In 2012, Hadfield flew as pilot of the Russian Soyuz TMA-07M spacecraft, and joined the crew onboard the ISS. He became the Commander of the ISS in 2013 -- the first Canadian to do so -- responsible for the crew of six and the zero gravity scientific research being conducted. During this assignment, he gained worldwide renown for transmitting pictures, words and music of life onboard the ISS, and photos of Earth from space. In May 2013, after 25 years in the RCAF, 21 years in the CSA, and nearly 6 months in space, he retired. That year, he published an internationally best-selling book, An Astronaut's Guide to Life on Earth.
Chris Hadfield was awarded the Liethen-Tittle Award (top pilot graduate of the USAF Test Pilot School) in 1988, and was named US Navy Test Pilot of the Year in 1991. He received the Military and Civilian Meritorious Service Cross (MSC), the only Canadian to receive both, the Queen's Golden Jubilee Medal, the Queen's Diamond Jubilee Medal, the Vanier Award and the NASA Exceptional Service Medal.
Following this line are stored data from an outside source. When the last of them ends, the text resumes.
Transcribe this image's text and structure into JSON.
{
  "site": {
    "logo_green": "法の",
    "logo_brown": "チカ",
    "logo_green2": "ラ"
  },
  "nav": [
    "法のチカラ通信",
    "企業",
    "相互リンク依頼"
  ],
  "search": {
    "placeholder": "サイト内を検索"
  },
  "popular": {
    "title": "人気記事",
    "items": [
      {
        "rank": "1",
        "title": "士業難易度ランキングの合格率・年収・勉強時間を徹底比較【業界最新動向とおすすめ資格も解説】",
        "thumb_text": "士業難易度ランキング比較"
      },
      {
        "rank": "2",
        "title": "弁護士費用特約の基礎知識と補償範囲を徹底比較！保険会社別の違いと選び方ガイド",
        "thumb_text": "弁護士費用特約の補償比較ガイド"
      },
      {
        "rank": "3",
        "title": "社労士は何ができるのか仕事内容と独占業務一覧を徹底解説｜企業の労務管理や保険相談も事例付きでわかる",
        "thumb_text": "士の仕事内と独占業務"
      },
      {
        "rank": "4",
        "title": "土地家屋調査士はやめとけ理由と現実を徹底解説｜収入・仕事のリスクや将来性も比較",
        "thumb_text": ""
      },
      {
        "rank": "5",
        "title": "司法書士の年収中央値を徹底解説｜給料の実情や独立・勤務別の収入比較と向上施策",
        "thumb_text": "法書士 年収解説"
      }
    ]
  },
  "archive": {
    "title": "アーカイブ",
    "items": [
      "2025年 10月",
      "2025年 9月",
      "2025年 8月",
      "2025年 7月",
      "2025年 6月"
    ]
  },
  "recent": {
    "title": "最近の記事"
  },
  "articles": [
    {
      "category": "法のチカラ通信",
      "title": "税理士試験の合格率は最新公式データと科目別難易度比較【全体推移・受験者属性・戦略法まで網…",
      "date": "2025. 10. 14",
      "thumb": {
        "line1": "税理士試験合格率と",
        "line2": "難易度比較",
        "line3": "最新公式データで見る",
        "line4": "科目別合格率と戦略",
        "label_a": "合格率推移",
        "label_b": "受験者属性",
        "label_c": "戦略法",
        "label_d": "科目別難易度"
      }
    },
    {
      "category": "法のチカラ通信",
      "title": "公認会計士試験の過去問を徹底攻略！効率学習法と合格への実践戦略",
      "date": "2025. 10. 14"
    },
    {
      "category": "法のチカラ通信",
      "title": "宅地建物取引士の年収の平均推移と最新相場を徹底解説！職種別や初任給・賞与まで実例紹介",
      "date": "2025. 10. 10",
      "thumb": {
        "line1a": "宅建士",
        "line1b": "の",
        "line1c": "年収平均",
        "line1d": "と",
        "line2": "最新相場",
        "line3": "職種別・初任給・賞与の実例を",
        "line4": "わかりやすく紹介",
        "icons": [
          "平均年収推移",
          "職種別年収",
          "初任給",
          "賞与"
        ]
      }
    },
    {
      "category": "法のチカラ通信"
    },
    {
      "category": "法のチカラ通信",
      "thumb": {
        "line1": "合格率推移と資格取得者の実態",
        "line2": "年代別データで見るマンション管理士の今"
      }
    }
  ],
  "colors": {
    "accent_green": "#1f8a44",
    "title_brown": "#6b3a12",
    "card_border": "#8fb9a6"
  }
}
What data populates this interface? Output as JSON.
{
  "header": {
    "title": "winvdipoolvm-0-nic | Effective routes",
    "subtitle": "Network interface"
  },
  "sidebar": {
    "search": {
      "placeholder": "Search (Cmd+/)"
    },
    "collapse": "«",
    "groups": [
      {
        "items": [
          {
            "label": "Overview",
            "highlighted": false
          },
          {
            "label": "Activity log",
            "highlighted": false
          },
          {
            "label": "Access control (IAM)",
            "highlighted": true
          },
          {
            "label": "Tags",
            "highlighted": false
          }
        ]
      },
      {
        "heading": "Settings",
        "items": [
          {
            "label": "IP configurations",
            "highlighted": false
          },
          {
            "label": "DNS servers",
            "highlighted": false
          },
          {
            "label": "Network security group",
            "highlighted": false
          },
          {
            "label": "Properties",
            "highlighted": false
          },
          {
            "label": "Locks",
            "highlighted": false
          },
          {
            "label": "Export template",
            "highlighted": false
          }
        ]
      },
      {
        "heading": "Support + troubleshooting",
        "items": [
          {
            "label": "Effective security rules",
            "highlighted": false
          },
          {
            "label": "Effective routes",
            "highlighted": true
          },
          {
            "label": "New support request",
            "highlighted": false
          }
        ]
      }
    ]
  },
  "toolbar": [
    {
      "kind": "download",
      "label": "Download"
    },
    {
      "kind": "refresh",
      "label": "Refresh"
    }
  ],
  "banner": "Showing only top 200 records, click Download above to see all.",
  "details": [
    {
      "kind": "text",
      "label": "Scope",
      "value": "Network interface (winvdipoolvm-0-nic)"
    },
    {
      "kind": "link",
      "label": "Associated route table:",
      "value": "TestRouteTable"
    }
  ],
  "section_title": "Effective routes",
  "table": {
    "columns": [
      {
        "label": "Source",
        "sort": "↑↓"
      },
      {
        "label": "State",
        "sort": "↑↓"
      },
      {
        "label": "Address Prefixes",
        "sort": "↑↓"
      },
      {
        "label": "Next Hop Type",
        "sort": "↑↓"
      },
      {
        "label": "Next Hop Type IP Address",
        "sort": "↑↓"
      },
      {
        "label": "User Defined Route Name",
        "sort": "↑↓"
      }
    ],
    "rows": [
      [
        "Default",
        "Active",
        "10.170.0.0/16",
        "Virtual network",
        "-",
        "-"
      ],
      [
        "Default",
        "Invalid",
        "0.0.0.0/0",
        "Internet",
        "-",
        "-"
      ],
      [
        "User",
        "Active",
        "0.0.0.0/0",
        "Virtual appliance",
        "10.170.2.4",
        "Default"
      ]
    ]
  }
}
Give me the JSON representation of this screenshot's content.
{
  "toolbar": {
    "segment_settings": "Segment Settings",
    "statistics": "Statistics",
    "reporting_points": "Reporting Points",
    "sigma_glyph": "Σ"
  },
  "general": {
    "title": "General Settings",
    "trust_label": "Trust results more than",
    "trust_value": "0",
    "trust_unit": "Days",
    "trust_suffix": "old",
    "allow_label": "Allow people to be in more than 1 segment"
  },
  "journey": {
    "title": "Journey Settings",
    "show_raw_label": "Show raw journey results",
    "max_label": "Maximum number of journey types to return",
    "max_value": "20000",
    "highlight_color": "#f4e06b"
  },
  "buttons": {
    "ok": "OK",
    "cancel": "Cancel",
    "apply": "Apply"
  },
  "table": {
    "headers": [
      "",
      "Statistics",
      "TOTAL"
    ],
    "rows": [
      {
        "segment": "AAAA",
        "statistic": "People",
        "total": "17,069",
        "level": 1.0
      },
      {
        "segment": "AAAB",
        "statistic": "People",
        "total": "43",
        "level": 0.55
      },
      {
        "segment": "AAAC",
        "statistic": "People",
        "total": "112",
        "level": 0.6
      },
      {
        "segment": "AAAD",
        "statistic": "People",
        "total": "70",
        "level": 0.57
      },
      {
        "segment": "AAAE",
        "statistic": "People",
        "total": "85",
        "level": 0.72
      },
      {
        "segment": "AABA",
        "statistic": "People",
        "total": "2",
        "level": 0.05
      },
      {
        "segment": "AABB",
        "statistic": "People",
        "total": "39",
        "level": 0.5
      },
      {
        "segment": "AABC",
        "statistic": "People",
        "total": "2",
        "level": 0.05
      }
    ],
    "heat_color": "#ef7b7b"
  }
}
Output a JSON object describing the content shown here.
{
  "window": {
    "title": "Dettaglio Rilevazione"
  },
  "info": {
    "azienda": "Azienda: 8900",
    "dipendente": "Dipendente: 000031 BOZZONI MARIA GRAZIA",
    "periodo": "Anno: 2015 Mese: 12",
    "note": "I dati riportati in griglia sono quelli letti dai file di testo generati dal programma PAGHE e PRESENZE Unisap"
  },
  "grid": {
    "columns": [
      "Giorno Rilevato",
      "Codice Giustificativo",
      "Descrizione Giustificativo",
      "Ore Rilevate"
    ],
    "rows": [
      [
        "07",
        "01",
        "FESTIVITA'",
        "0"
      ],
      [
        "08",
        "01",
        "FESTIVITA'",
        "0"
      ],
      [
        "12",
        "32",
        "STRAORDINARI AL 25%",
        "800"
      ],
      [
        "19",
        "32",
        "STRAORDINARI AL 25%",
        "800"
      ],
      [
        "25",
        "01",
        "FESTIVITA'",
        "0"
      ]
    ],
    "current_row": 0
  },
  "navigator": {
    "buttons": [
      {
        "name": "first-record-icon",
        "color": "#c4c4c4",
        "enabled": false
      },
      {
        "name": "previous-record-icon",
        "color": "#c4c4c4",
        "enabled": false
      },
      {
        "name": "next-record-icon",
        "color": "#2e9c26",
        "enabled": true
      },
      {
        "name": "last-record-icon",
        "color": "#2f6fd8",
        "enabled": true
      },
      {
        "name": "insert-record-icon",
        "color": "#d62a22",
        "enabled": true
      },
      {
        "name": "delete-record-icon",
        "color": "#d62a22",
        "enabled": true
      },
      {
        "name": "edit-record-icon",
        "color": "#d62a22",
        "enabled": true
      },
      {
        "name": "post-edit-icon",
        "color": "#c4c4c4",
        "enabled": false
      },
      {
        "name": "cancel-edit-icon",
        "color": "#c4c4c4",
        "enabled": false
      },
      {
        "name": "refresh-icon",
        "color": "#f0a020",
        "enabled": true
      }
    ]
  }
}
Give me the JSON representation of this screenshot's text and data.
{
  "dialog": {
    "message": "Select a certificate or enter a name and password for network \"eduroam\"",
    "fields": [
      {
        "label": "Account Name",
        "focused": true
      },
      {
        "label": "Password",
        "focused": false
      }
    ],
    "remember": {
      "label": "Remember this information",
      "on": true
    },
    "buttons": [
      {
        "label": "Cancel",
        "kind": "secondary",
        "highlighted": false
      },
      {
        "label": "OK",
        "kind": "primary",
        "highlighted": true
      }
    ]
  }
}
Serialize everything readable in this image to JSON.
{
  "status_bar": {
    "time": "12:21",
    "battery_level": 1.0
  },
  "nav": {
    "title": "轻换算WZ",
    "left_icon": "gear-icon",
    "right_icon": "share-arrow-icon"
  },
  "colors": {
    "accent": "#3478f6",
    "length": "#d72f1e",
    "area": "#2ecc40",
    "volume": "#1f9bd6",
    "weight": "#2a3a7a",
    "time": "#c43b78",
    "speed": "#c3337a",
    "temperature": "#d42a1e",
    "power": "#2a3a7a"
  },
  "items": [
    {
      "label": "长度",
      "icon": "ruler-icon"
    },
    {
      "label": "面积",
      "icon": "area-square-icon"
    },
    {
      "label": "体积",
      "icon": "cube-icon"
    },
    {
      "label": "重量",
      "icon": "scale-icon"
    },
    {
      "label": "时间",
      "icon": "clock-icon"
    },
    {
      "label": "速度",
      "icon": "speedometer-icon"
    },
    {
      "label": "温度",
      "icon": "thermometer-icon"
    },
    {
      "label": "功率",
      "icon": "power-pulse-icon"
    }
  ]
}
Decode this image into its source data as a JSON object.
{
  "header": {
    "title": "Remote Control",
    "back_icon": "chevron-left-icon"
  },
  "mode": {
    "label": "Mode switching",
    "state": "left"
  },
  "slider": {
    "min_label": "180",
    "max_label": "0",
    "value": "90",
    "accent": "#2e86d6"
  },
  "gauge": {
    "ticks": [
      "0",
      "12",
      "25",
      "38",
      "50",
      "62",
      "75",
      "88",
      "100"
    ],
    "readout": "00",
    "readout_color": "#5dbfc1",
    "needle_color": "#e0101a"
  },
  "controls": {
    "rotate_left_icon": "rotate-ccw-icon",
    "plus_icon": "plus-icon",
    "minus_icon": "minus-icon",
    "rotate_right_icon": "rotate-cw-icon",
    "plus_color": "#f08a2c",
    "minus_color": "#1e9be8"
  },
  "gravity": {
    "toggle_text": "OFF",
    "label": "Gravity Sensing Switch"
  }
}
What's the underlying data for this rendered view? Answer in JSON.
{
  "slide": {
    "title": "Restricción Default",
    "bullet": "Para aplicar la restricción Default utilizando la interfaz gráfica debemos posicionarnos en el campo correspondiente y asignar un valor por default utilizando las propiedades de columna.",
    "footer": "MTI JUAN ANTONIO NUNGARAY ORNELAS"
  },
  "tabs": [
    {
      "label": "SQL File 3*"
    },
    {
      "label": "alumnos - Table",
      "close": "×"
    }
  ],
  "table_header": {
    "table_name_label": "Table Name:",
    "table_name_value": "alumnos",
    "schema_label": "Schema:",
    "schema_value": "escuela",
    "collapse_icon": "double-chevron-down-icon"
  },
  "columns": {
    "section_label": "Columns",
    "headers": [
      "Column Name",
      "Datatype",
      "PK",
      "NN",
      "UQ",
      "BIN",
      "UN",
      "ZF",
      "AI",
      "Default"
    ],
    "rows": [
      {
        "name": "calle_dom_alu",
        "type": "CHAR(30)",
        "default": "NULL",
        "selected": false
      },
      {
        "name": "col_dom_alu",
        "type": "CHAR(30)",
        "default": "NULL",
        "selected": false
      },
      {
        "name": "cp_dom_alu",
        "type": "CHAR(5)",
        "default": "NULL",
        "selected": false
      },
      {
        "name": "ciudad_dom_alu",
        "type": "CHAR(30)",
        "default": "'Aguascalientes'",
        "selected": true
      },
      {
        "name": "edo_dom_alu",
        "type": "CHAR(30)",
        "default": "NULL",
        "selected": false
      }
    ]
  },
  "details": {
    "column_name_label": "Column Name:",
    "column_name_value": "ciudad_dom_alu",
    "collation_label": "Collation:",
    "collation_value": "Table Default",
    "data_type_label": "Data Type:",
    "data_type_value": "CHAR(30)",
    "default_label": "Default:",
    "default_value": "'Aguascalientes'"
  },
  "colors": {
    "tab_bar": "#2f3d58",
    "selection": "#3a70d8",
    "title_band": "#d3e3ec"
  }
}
He was appointed to the Canadian Aviation Hall of Fame, and commemorated on Royal Canadian Mint coins for his spacewalks, as well as on Canada's Five Dollar bill. He received an Honorary Doctorate of Engineering from RMC, and an Honorary Doctor of Laws from Trent University. He received a personal note from Queen Elizabeth II on becoming Commander of the ISS, and had an airport named after him, the Sarnia Chris Hadfield Airport. He is an executive with the Association of Space Explorers, and has had four schools named after him, as well as an asteroid, 14143 Hadfield. In 2014, he was appointed as an Officer of the Order of Canada.